The basic model is that throughout life people encounter “events.” Most of the time people respond to the event and learn how to deal with it. The response is “adaptive” (Ellis, 2003). The experience gained in successfully coping with a life event represents growth and is used to help with the next life event. Sometimes an event comes along and we don’t adapt. Our response is called “maladaptive” (Ellis, 2003). Or more simply, most of the time when life events happen we find a response that works, but sometimes what we try doesn’t work. Then we need a new approach.

I Must be Crazy

Professor Catherine Sori, PhD liked to tell us that “the definition of crazy is continuing to do the same thing and expecting a different result.” So… when a response doesn’t work, something has to change. People are very capable of learning from their own experience and many correct what is not working by themselves.
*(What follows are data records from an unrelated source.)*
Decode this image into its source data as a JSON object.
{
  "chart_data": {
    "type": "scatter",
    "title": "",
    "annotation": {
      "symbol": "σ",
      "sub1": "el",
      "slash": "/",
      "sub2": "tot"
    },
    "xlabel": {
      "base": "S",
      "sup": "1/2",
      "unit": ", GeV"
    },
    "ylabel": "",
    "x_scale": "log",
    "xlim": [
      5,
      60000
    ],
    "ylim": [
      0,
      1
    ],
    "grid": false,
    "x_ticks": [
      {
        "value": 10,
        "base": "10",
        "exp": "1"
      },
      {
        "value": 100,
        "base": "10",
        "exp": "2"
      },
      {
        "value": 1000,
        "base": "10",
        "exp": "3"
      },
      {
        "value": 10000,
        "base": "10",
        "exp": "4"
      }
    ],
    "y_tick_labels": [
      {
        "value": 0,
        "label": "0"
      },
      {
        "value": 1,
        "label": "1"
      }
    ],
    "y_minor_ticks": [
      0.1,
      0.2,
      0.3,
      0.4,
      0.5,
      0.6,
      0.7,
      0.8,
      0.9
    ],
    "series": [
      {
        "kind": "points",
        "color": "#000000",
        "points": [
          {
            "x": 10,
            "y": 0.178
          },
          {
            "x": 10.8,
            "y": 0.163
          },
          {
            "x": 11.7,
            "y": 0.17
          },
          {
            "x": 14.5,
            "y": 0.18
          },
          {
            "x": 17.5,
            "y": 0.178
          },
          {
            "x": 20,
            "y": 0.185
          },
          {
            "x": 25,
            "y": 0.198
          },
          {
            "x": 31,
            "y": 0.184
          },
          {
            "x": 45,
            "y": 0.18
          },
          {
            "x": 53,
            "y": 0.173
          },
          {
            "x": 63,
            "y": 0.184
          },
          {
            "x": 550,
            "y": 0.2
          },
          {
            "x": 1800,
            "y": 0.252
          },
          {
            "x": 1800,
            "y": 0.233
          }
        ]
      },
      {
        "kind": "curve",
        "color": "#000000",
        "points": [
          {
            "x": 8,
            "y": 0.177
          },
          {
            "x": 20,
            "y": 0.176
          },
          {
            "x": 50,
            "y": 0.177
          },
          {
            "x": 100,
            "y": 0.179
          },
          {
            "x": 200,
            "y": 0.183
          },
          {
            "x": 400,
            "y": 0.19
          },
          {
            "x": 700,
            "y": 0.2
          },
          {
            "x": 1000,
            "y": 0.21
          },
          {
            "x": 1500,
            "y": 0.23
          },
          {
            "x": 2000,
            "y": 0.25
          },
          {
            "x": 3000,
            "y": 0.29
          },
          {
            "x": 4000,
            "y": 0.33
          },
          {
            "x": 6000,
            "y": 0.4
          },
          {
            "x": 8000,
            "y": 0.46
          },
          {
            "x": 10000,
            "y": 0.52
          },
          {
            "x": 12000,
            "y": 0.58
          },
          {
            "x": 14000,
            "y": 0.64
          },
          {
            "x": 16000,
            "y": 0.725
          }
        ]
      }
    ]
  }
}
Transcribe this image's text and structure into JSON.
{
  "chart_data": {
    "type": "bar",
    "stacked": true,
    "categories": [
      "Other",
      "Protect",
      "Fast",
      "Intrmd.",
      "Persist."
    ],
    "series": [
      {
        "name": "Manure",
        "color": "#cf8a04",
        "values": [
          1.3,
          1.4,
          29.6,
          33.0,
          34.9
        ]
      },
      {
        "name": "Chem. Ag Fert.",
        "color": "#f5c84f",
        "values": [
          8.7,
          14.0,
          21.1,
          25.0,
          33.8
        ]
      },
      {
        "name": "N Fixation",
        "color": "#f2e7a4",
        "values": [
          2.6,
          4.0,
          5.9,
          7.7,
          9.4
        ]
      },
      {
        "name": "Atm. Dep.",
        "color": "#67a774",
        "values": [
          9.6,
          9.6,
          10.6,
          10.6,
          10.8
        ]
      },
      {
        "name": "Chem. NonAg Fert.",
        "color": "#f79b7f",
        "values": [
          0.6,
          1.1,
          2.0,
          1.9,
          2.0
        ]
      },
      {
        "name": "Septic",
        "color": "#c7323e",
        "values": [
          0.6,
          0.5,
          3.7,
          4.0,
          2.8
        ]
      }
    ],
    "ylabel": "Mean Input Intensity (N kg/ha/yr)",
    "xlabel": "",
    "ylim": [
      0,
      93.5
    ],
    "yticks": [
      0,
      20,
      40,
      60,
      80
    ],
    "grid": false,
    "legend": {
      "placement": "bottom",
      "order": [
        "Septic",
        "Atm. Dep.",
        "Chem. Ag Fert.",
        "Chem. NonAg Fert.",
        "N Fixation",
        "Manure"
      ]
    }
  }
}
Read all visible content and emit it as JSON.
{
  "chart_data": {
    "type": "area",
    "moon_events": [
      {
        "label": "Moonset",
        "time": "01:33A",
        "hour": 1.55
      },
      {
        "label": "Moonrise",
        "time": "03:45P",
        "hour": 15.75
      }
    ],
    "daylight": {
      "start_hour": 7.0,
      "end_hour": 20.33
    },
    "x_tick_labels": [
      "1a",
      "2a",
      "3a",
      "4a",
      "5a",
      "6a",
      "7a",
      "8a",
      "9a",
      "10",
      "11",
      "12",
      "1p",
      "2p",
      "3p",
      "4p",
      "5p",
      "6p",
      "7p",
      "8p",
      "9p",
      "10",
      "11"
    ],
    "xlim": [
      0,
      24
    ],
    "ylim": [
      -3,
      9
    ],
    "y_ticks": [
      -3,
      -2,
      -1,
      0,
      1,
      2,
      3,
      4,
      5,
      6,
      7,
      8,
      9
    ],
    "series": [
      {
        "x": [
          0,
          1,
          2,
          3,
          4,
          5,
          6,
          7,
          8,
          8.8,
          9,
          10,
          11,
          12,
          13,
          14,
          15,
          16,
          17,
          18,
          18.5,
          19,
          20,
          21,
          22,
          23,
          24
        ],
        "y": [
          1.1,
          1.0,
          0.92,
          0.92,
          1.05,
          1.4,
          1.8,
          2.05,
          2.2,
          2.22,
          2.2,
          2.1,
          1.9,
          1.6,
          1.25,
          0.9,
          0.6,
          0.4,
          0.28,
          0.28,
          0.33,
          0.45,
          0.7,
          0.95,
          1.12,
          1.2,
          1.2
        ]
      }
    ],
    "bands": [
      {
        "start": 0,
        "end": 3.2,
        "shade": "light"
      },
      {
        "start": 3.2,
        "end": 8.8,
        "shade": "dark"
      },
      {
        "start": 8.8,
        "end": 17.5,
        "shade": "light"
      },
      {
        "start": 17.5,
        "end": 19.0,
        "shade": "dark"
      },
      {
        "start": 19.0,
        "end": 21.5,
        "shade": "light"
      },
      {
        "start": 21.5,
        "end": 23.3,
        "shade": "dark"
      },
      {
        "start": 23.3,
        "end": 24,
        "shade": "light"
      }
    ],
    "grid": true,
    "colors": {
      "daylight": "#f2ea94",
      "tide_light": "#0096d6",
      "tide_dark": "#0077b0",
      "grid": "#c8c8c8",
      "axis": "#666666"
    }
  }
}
However, sometimes people get stuck or get tangled in some way and haven’t found a way to change what they are doing. That is a good time to think about counseling.

Finding What Works

In counseling a client there are three phases described as Exploration, Insight, and Action. This structure was emphasized in my internship by Professor Byron Waller, PhD, and detailed in the book Helping Skills (Hill, 2004). During exploration the client and I explore their past experience to answer questions like “So, what brought you here?”, or “How was your anger this week?” This is a continuing process, may take several sessions, and is revisited in a looping fashion. Insight takes place when we begin to understand what is going on and especially how past experience is influencing current action. This one can be very surprising for the client. Action is that part where the client begins to “do something different”, avoids the repetition error pointed out by Dr. Sori, and finds an approach that works. The new result encourages permanent changes in how clients respond to situations in their life.